Article by Lennart Båge

It is symbolic that the Microcredit Summit Campaign Regional Meeting is being held in Jordan , where women microentrepreneurs are emerging as a significant force in the country's economic development. Microfinance institutions from the Near and Middle East and North Africa regions had a later entry into the microfinance industry than those in other regions of the world. However, in a short time they have made their mark by effectively outreaching to poor rural people.

Most of the world's poor people lack access to basic financial services that would help them manage their assets and generate income. This is especially true for the 900 million extremely poor people who live in rural areas of developing countries. In North Africa and Near East , about 66 per cent of poor people live in rural areas.

What characterises most poor people is not only their small income but also the irregularity of this income. Basic financial services can help stabilise the financial situation of poor people and can contribute to fighting poverty in rural areas. However, with little secure income or collateral, poor people are seldom able to obtain financial services from banks and other formal financial institutions. Through microfinance institutions such as credit unions, financial non-governmental organisations and even commercial banks, poor people can and do obtain small loans, receive money from relatives working abroad and safeguard their savings.

According to a study done for the World Development Report 2000, microfinance institutions help clients protect themselves against risks and not just through credit. Savings is an important tool to poor people to protect themselves against income irregularity and offset risk. Having a safe place to deposit savings allows poor households to transform small sums of money into usefully large lump sums that can go a long way in decreasing vulnerabilities. Income irregularity also discourages very poor people from taking a loan that comes with scheduled repayments.

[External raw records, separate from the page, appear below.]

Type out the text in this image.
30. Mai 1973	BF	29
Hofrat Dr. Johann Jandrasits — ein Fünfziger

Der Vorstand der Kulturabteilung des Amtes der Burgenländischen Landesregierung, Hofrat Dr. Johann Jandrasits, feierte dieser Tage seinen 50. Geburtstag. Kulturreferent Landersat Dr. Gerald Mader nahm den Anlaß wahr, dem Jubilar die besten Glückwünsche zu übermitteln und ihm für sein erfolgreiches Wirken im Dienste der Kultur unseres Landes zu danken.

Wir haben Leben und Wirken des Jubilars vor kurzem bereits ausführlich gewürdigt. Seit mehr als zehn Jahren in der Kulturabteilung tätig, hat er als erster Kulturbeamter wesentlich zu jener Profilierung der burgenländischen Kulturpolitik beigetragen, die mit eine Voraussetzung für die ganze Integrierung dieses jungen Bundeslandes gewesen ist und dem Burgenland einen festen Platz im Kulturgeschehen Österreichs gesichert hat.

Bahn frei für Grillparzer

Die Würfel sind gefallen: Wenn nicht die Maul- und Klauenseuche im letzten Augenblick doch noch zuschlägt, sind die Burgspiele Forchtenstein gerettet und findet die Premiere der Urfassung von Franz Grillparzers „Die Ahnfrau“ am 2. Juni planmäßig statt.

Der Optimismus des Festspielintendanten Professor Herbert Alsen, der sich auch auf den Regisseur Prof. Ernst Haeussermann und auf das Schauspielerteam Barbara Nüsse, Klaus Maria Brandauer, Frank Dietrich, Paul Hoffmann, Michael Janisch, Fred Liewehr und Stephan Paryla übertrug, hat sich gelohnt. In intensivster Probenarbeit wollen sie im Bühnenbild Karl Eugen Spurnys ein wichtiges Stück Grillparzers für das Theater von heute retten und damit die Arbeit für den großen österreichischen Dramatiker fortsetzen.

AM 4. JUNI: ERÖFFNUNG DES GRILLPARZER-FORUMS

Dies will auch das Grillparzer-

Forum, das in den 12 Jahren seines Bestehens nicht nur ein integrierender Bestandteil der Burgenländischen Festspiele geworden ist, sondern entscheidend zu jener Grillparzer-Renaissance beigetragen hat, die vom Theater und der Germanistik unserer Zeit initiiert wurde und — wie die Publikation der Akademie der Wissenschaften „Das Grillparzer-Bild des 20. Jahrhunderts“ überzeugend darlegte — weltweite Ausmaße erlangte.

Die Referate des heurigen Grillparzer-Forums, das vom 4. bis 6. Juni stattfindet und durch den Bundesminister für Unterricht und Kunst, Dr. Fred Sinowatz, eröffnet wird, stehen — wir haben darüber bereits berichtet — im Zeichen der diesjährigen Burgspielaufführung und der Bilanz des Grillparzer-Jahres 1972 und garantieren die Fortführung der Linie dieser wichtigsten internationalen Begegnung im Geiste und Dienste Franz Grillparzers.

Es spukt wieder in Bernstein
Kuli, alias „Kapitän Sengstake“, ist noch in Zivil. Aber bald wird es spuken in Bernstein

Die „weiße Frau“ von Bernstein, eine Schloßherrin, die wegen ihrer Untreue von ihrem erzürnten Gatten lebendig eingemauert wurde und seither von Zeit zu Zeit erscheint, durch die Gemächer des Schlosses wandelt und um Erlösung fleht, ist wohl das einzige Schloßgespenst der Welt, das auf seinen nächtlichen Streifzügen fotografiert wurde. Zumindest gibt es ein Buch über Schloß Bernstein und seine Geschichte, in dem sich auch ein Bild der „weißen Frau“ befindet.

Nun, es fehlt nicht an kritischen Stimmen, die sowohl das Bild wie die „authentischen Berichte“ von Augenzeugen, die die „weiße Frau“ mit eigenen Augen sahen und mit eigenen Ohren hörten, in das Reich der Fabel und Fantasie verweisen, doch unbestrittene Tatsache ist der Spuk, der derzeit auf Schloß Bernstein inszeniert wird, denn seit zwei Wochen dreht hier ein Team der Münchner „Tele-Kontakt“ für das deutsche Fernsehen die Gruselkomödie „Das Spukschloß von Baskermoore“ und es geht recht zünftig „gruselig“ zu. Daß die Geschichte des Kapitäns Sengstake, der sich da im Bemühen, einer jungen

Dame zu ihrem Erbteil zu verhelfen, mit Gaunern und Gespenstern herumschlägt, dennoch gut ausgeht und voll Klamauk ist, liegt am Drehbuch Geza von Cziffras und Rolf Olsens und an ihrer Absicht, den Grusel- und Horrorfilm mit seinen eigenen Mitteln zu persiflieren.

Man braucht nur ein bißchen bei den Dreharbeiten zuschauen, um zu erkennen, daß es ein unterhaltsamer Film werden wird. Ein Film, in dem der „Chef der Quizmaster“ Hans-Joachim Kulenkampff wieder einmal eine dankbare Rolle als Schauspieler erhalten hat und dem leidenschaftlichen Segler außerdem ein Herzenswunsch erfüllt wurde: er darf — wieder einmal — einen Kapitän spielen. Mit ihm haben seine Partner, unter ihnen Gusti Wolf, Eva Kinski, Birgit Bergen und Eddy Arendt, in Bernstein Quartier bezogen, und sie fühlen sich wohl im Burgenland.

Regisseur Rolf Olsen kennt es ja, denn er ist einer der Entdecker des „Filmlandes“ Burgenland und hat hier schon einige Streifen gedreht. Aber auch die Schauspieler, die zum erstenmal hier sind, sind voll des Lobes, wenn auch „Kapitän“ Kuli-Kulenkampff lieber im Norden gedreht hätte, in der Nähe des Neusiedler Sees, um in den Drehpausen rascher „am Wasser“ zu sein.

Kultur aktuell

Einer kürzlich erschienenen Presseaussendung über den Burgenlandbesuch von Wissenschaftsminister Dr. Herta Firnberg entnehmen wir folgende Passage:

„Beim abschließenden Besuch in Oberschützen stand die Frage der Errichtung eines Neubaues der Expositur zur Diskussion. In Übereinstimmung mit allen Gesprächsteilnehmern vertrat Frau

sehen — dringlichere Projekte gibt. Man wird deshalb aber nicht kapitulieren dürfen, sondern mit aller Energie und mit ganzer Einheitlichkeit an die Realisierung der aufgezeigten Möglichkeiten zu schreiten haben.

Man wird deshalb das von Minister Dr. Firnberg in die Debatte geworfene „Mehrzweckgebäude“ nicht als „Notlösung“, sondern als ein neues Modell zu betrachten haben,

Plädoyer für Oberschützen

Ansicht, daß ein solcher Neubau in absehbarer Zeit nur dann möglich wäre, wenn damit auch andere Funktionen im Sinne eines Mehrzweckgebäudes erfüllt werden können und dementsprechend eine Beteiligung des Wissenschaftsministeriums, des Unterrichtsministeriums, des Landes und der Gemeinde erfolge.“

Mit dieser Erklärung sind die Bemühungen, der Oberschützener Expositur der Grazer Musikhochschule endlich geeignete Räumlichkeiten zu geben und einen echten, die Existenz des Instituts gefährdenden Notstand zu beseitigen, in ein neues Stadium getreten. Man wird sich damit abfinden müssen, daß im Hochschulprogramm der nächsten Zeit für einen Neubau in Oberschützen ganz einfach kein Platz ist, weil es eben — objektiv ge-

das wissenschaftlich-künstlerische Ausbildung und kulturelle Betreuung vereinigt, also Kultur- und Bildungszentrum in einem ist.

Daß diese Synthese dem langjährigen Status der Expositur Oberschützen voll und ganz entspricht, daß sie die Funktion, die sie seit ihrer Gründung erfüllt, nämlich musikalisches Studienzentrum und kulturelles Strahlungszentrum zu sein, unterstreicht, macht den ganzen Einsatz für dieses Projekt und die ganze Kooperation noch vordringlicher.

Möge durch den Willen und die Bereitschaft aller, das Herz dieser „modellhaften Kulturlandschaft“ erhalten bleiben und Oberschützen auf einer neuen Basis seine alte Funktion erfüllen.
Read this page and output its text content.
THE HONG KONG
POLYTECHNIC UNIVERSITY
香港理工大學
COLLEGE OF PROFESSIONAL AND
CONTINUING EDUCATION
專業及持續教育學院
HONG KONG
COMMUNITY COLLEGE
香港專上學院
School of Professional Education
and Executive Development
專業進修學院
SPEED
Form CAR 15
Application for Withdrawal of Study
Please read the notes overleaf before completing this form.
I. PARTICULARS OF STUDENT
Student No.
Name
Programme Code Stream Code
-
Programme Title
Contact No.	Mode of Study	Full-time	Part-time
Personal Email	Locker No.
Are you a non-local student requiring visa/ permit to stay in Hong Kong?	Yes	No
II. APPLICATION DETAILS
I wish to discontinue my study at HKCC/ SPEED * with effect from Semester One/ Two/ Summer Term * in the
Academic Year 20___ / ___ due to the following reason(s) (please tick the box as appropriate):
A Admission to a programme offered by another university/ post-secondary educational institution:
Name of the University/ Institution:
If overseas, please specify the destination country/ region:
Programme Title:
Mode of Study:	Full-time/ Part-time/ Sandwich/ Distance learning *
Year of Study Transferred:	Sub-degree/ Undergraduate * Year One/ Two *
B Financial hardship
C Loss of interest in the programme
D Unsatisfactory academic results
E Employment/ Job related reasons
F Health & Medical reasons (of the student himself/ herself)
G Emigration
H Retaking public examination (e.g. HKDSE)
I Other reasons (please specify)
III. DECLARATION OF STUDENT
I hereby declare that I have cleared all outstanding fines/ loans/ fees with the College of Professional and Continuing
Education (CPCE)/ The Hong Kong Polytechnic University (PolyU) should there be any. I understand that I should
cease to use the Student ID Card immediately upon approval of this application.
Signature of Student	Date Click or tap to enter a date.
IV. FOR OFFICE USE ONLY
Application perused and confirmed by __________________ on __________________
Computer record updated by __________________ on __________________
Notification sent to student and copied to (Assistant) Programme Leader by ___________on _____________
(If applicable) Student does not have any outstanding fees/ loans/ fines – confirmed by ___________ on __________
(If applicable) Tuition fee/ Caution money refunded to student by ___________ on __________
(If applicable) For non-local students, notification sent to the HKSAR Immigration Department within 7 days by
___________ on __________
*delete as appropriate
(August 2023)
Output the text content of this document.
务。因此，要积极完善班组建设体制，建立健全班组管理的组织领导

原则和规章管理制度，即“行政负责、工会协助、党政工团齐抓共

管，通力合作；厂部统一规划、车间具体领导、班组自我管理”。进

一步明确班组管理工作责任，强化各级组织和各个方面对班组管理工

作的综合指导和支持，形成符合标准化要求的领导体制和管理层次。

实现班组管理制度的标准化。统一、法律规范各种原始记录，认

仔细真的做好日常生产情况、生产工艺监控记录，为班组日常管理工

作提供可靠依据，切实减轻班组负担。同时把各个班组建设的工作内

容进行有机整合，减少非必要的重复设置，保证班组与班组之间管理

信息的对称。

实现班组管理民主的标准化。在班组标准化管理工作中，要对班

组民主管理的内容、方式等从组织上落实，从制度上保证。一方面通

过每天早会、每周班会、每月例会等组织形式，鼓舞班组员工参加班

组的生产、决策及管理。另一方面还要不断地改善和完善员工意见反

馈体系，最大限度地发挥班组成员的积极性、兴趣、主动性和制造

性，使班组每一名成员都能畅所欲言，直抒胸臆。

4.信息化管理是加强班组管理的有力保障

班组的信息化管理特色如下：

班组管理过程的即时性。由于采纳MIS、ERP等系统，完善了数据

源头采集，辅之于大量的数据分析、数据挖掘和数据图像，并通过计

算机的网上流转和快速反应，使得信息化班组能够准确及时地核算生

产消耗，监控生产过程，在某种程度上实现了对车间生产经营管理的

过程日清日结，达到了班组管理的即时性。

Placing savings, credit, money transfers, insurance and other basic financial services within the reach of poor people brings benefits. The well-being of poor people at both the individual and household levels is improved when they have access to financial services compared to those who do not. Access to financial services also provides greater opportunities for children to go to school, for families to obtain health insurance and for the poor to make choices that best serve their needs.

For many of the world's poor women, access to financial services brings new economic options, self-confidence and empowerment. Microfinance has drawn many women into commercial economic activities for the first time, enabling them to take advantage of new opportunities and develop new roles as cash income earners and economically influential members of the community. They have increased their income, productivity and decision-making power, which have, in turn, allowed them to play a dynamic role in social change.

There is an urgent need for microfinance institutions to improve their ability to reach the poorest families and to satisfy their growing demand for a range of financial services. This includes remittances services, a growing area of importance within microfinance due to large labour migrations, especially across national borders.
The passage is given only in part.